Appellants issue No. 3 is on the award of general damages, that it should have been awarded to the appellant. Learned counsel for the appellant contended fervently that the appellant suffered a loss, which is not direct, specific or special but is general in nature and it is measurable by or comparable to the interest in monetary quantum which the appellant could have earned. The loss is the fact that the appellant was deprived of the money which it had earned as well as money which it ought to have earned but the 1st respondent kept custody of and took advantage of the monies. The money which the appellant had earned was the payment for September and October, 1992. A demand for the payment was made but it was not honoured. The appellant, learned counsel argued, should not have been impoverished. Several English cases were cited among which are: Hadley v. Baxendale 9 Exch 354 or 156 E. R. 151; Jefford v. Gee (1970) 2 W. L. R. 702. Our own case of Swiss Nigerian Wood Industries Ltd. v. Bogo (supra) was also cited.

Learned counsel argued further that the principle operated in such a way that the damages by way of interest is awarded whether it is specifically claimed or not. He strongly urged us to be persuaded by the Jefford’s case (supra).

In his submission, learned counsel for the respondents argued that the appellant has been unable to establish that general damages ought to be awarded. If such award is not permitted by law, the question whether such general damages should be calculated by way of interest becomes irrelevant.

The learned trial judge held in respect of the claim for damages as follows:

“On the issue of failure of the lower court to award interest on the sum granted to the appellant, such an award cannot be made by the lower court because the appellant did not include a claim for interest in its claim before the court and as the court is not a charitable institution, the lower court was right by not granting such an award. This is particularly so because the claim for interest in the instant case is not one that the court ought to make as of right. See: Enahoro v. I. B. W. A. Ltd. (1971) 1 NCLR 180; and Jos Steel Rolling Co. Ltd v. Bernestiele Nig. Ltd. (1995) 8 NWLR (Pt. 412) 201.”

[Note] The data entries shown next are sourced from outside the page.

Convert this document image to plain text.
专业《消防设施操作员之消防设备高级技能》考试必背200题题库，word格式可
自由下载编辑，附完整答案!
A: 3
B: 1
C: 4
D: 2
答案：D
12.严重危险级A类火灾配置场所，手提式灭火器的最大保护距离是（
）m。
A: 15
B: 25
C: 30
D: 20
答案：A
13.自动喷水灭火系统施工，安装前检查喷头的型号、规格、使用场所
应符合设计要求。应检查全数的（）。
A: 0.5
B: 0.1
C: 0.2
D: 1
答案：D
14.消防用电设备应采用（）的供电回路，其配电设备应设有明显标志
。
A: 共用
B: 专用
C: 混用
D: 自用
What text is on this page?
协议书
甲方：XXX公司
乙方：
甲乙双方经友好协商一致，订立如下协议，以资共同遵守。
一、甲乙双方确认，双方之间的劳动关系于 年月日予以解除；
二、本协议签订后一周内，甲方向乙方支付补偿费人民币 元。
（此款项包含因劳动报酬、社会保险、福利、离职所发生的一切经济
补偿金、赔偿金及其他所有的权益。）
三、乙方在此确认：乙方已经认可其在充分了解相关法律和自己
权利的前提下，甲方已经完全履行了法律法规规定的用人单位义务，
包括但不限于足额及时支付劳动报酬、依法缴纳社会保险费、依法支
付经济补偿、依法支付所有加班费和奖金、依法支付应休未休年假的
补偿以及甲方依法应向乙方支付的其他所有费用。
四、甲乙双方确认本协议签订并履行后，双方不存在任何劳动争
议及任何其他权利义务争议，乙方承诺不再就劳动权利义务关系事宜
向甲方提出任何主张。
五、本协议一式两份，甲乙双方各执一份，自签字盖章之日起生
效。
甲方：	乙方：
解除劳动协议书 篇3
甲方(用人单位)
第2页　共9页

The damages recoverable usually in cases of wrongful dismissal/termination have well been pronounced upon by our courts in several decided cases damages are said to be the losses reasonably foreseeable by the parties at the time of the contract as inevitably arising if one breaks faith with the other. Certainly, they do not include or take account of speculative or sentimental values. The court in awarding damages will certainly not include compensation for injured feelings or the loss that may have been sustained from the fact that the employee having been dismissed makes it more difficult for him to obtain fresh employment. See: Ajolore v. Kwara State College of Technology & Anor (1980) FNLR 414.

It is to be noted as well that the contract of service between the parties in this appeal was a simple contract with no fixed period of notice. The learned trial judge found as a matter of fact that apart from the one month salary paid in lieu of notice, the appellants were entitled to payments for the work they did in the months of September and October, 1992. These were part of the total sum payable to the appellants. I think the learned trial judge was correct. I also think that the court below was justified in affirming that decision and refusing to endorse the request on interest payment. I hold the same view also. I venture to add that when such new propositions of law which can hardly find a resting place in the prevailing law as it is presently advocated by learned counsel for the appellants that is substituting damages which is the known and acceptable method of classifying a wrongfully dismissed employee with claim for interest, a lot of incalculable damage will be done to the law. After all, no claim for interest was made in the appellants pleadings. A court of law is not known or equated to a charitable organisation or father Christmas distributing largesse to all and sundry. I think the awards made by the learned trial judge and affirmed by the court below are in order. I too affirm same.

In the final result, I find no merit in this appeal and I dismiss it. I order each party to bear its own costs in this appeal.